Die meisten Menschen vertragen die Tetanus-Impfung gut. Reaktionen wie Rötungen, Schwellungen und Schmerzen im Bereich der Einstichstelle sind allerdings normal. Sie weisen darauf hin, dass das Immunsystem aktiv wird und beginnt, die schützenden Antikörper zu produzieren. Leichte allgemeine Krankheitssymptome wie erhöhte Temperatur, Kopf- und Gliederschmerzen oder Müdigkeit sind ebenfalls möglich.

Bei Säuglingen kann der in Deutschland verabreichte Sechsfachimpfstoff gelegentlich zu höherem Fieber über 39 Grad oder Infektionen der oberen Atemwege führen. All diese Impfreaktionen sind jedoch harmlos und klingen in der Regel nach ein bis drei Tagen wieder ab.

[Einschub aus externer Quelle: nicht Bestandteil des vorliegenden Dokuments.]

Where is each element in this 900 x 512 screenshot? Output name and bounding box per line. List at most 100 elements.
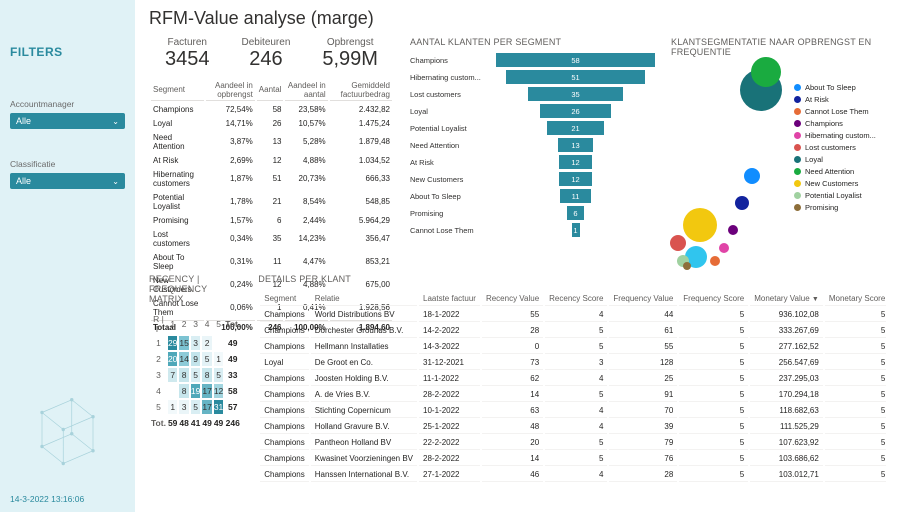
- col-header[interactable]: Monetary Score: [825, 292, 886, 306]
- kpi-cards: Facturen 3454 Debiteuren 246 Opbrengst 5…: [149, 37, 394, 71]
- matrix-row[interactable]: 129153249: [151, 336, 240, 350]
- col-header[interactable]: Gemiddeld factuurbedrag: [330, 79, 392, 101]
- funnel-visual[interactable]: AANTAL KLANTEN PER SEGMENT Champions 58 …: [410, 37, 655, 262]
- details-title: DETAILS PER KLANT: [258, 274, 886, 284]
- legend-item[interactable]: Need Attention: [794, 167, 886, 176]
- filter-dropdown-0[interactable]: Alle ⌄: [10, 113, 125, 129]
- bubble[interactable]: [744, 168, 760, 184]
- chevron-down-icon: ⌄: [112, 117, 119, 126]
- kpi-card: Facturen 3454: [165, 37, 210, 71]
- bubble[interactable]: [719, 243, 729, 253]
- funnel-row[interactable]: New Customers 12: [410, 172, 655, 186]
- funnel-row[interactable]: Champions 58: [410, 53, 655, 67]
- col-header[interactable]: Frequency Value: [609, 292, 677, 306]
- funnel-row[interactable]: At Risk 12: [410, 155, 655, 169]
- table-row[interactable]: Need Attention3,87%135,28%1.879,48: [151, 131, 392, 152]
- legend-swatch: [794, 84, 801, 91]
- funnel-row[interactable]: Loyal 26: [410, 104, 655, 118]
- kpi-value: 3454: [165, 48, 210, 71]
- legend-swatch: [794, 96, 801, 103]
- table-row[interactable]: Promising1,57%62,44%5.964,29: [151, 214, 392, 226]
- legend-item[interactable]: Potential Loyalist: [794, 191, 886, 200]
- bubble[interactable]: [683, 262, 691, 270]
- legend-swatch: [794, 180, 801, 187]
- matrix-row[interactable]: 2201495149: [151, 352, 240, 366]
- table-row[interactable]: ChampionsPantheon Holland BV22-2-2022205…: [260, 436, 886, 450]
- main-content: RFM-Value analyse (marge) Facturen 3454 …: [135, 0, 900, 512]
- bubble[interactable]: [683, 208, 717, 242]
- legend-item[interactable]: New Customers: [794, 179, 886, 188]
- col-header[interactable]: Laatste factuur: [419, 292, 480, 306]
- legend-swatch: [794, 204, 801, 211]
- legend-item[interactable]: Promising: [794, 203, 886, 212]
- col-header[interactable]: Aantal: [257, 79, 284, 101]
- legend-item[interactable]: Lost customers: [794, 143, 886, 152]
- kpi-card: Opbrengst 5,99M: [322, 37, 378, 71]
- legend-item[interactable]: At Risk: [794, 95, 886, 104]
- sort-caret-icon: ▼: [812, 296, 819, 303]
- scatter-title: KLANTSEGMENTATIE NAAR OPBRENGST EN FREQU…: [671, 37, 886, 57]
- legend-item[interactable]: Hibernating custom...: [794, 131, 886, 140]
- matrix-total-row: Tot.5948414949246: [151, 416, 240, 430]
- funnel-row[interactable]: Potential Loyalist 21: [410, 121, 655, 135]
- filter-label: Classificatie: [10, 159, 125, 169]
- funnel-row[interactable]: Lost customers 35: [410, 87, 655, 101]
- col-header[interactable]: Recency Value: [482, 292, 543, 306]
- col-header[interactable]: Aandeel in aantal: [285, 79, 327, 101]
- table-row[interactable]: ChampionsKwasinet Voorzieningen BV28-2-2…: [260, 452, 886, 466]
- table-row[interactable]: Lost customers0,34%3514,23%356,47: [151, 228, 392, 249]
- filter-label: Accountmanager: [10, 99, 125, 109]
- col-header[interactable]: Monetary Value ▼: [750, 292, 823, 306]
- col-header[interactable]: Segment: [260, 292, 308, 306]
- legend-item[interactable]: About To Sleep: [794, 83, 886, 92]
- matrix-row[interactable]: 5135173157: [151, 400, 240, 414]
- table-row[interactable]: Champions72,54%5823,58%2.432,82: [151, 103, 392, 115]
- legend-item[interactable]: Loyal: [794, 155, 886, 164]
- scatter-visual[interactable]: KLANTSEGMENTATIE NAAR OPBRENGST EN FREQU…: [671, 37, 886, 262]
- filter-dropdown-1[interactable]: Alle ⌄: [10, 173, 125, 189]
- legend-item[interactable]: Cannot Lose Them: [794, 107, 886, 116]
- kpi-label: Facturen: [165, 37, 210, 48]
- col-header[interactable]: Segment: [151, 79, 204, 101]
- table-row[interactable]: ChampionsDorchester Grounds B.V.14-2-202…: [260, 324, 886, 338]
- table-row[interactable]: ChampionsHanssen International B.V.27-1-…: [260, 468, 886, 482]
- bubble[interactable]: [751, 57, 781, 87]
- page-title: RFM-Value analyse (marge): [149, 8, 886, 29]
- bubble[interactable]: [670, 235, 686, 251]
- col-header[interactable]: Frequency Score: [679, 292, 748, 306]
- col-header[interactable]: Recency Score: [545, 292, 607, 306]
- table-row[interactable]: Hibernating customers1,87%5120,73%666,33: [151, 168, 392, 189]
- filter-value: Alle: [16, 176, 31, 186]
- bubble[interactable]: [735, 196, 749, 210]
- table-row[interactable]: ChampionsHolland Gravure B.V.25-1-202248…: [260, 420, 886, 434]
- bubble[interactable]: [710, 256, 720, 266]
- matrix-row[interactable]: 37858533: [151, 368, 240, 382]
- legend-swatch: [794, 108, 801, 115]
- funnel-title: AANTAL KLANTEN PER SEGMENT: [410, 37, 655, 47]
- funnel-row[interactable]: Hibernating custom... 51: [410, 70, 655, 84]
- legend-swatch: [794, 132, 801, 139]
- table-row[interactable]: ChampionsA. de Vries B.V.28-2-2022145915…: [260, 388, 886, 402]
- bubble[interactable]: [728, 225, 738, 235]
- funnel-row[interactable]: Cannot Lose Them 1: [410, 223, 655, 237]
- funnel-row[interactable]: Promising 6: [410, 206, 655, 220]
- table-row[interactable]: ChampionsHellmann Installaties14-3-20220…: [260, 340, 886, 354]
- details-per-klant[interactable]: DETAILS PER KLANT SegmentRelatieLaatste …: [258, 274, 886, 508]
- rf-matrix[interactable]: RECENCY | FREQUENCY MATRIX R | F12345Tot…: [149, 274, 242, 508]
- cube-decoration: [25, 387, 110, 472]
- table-row[interactable]: ChampionsWorld Distributions BV18-1-2022…: [260, 308, 886, 322]
- matrix-row[interactable]: 4819171258: [151, 384, 240, 398]
- funnel-row[interactable]: Need Attention 13: [410, 138, 655, 152]
- col-header[interactable]: Aandeel in opbrengst: [206, 79, 254, 101]
- table-row[interactable]: LoyalDe Groot en Co.31-12-20217331285256…: [260, 356, 886, 370]
- table-row[interactable]: At Risk2,69%124,88%1.034,52: [151, 154, 392, 166]
- kpi-label: Opbrengst: [322, 37, 378, 48]
- legend-item[interactable]: Champions: [794, 119, 886, 128]
- filter-value: Alle: [16, 116, 31, 126]
- table-row[interactable]: ChampionsJoosten Holding B.V.11-1-202262…: [260, 372, 886, 386]
- col-header[interactable]: Relatie: [311, 292, 417, 306]
- funnel-row[interactable]: About To Sleep 11: [410, 189, 655, 203]
- table-row[interactable]: ChampionsStichting Copernicum10-1-202263…: [260, 404, 886, 418]
- table-row[interactable]: Potential Loyalist1,78%218,54%548,85: [151, 191, 392, 212]
- table-row[interactable]: Loyal14,71%2610,57%1.475,24: [151, 117, 392, 129]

Allergische Reaktionen treten bei weniger als einer von 1000 geimpften Personen auf. In Einzelfällen kann es zu Erkrankungen des Nervensystems mit Symptomen wie Lähmungen, Missempfindungen und Erschöpfungszuständen kommen.

Gut zu wissen: Sport nach der Impfung

Grundsätzlich ist Sport nach einer Impfung kein Problem, allerdings können starke körperliche Belastungen Nebenwirkungen verstärken. Deshalb raten Fachleute dazu, in den ersten Tagen nach der Impfung auf intensiven Ausdauer-, Kraft- oder Leistungssport zu verzichten.

Hinweis: Diese Informationen wurden sorgfältig recherchiert, ersetzen jedoch nicht die Beratung durch eine Ärztin oder einen Arzt. Alle Angaben ohne Gewähr.